Getting Your Child to Follow Screen Time Rules
Whether you have a preschool-age child or a high school senior in your home, technology likely plays a significant role in your family dynamic. From the necessity of completing projects and homework assignments to communicating with friends and loved ones to the pleasure of watching movies, playing video games, and posting pictures on social media, technology has quickly become a permanent fixture in our daily culture. However, many parents are struggling with a ranging degree of non-compliance especially concerning adherence to rules and time limits established with these tantalizing devices.
The two most common behavioral challenges parents face concerning screen time are first, children using the devices without permission, and second, using the devices for discretionary time before school responsibilities have been completed. While the above two behavioral issues are different in cause, the solution to the unwanted conduct is very much the same.
Behavioral Challenge Solution: Getting My Child to Ask Permission
Cell phones, iPads, video games, televisions, and laptops come standard in most households. Because these devices are lying around available for use, it is no surprise that children, from toddlers to adolescence, struggle to resist temptation. While it is easy to understand the joy and stimulation that technology in its varying forms brings to children of all ages, parents should not expect their offspring to conform to established rules without first providing them with the foundational skillset to do so.
No adult would leave potentially harmful objects such as knives, matches, and medication within the reach of a toddler because little ones do not yet possess the intellectual capacity or level of self-control to know that these items are potentially dangerous. This is why parents must keep common household products locked up and out of the reach of children until they acquire the judgment and restraint to either leave them alone or use them appropriately.
If your child is consistently using technological devices without permission then he or she is simply not ready to have free access. Instead, establish and follow a strict schedule for all devices in the home for both required use such as homework, as well as for fun and socialization purposes. This meaning that if your child is using his or her laptop to complete school assignments, ensure the computer is being operated at a designated work station in your home and be sure that the laptop is put away upon completion of the work. Technology for discretionary or social purposes should only be granted at prescribed times, for example, video games are allowed daily from 3:00 p.m. – 4:00 p.m.

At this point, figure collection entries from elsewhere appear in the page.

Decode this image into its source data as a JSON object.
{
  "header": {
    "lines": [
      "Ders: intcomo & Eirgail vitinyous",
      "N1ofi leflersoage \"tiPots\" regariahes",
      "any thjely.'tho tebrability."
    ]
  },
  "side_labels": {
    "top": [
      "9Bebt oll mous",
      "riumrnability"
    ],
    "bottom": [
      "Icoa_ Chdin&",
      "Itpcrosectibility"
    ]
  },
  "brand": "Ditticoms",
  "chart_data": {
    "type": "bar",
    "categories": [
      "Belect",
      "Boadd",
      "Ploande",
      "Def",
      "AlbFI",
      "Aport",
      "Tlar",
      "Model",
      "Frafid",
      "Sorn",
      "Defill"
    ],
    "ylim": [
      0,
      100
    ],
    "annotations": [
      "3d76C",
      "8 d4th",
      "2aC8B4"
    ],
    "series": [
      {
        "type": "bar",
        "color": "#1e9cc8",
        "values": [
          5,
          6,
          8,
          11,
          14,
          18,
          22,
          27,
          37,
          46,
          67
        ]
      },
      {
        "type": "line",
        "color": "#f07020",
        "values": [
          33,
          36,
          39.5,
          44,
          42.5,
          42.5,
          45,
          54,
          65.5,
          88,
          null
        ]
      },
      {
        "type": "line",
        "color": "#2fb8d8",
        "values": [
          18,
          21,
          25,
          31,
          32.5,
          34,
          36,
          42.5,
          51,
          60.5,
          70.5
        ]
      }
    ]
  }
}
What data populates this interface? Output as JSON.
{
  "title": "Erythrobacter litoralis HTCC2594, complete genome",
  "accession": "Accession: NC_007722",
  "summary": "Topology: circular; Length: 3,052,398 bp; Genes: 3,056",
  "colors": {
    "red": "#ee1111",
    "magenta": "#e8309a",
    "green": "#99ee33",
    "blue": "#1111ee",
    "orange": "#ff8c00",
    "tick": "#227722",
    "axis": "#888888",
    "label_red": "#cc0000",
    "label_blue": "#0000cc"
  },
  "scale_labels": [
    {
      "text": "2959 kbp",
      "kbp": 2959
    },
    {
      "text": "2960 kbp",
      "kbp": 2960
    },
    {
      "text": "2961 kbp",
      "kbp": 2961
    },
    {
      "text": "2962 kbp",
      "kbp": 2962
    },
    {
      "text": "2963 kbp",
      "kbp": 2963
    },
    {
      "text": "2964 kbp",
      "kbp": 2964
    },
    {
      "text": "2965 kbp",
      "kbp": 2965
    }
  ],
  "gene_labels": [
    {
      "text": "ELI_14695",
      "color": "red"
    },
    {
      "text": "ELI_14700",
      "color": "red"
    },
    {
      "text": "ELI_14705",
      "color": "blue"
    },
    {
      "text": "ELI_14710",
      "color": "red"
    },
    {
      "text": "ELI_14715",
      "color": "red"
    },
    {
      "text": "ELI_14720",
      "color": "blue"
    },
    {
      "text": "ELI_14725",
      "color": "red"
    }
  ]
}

Follow a consistent schedule for a while until your child comes to accept, without complaint, the “time and place” for technology. Once you have gained age-appropriate compliance, then try leaving your child access to the devices to see if he or she can handle following the established rules on his or her own.
Behavioral Challenge Solution: Getting My Child to Make School a Priority
It should come as no surprise to parents that most children would prefer to be playing video games, face-timing with friends, and posting on Tik Tok and Instagram rather than doing their homework. Typically, the perspective on technology is that it’s fun and rewarding while academics are viewed as boring and often a grind to get through. In response, parents often use technology as the dangling carrot to motivate children to study and complete assignments.
Using technology as part of a reward system for finishing schoolwork may accomplish the goal of making these academic duties a priority in the short-term. However, when technology is used as an extrinsic motivator, it automatically places a negative connotation on educational obligations. The truth is, a healthy student identity can only be created and maintained through an intrinsic love of learning.
If your child places more importance on technology for fun and/or social purposes, reshaping the mindset and natural affection for academic growth and achievements will once again involve the temporary regulation and even removal of electronic devices. For as much time as a child spends thinking about and desiring to play video games, he or she should be required to devote an equal amount of time and energy to studies. Parents can best support this change in thinking by finding positive ways to connect and acknowledge their child’s improved efforts and attitude about learning. Finally, moms and dads can act as role models making conscious efforts to render technological devices as secondary to learning and spending time together as a family.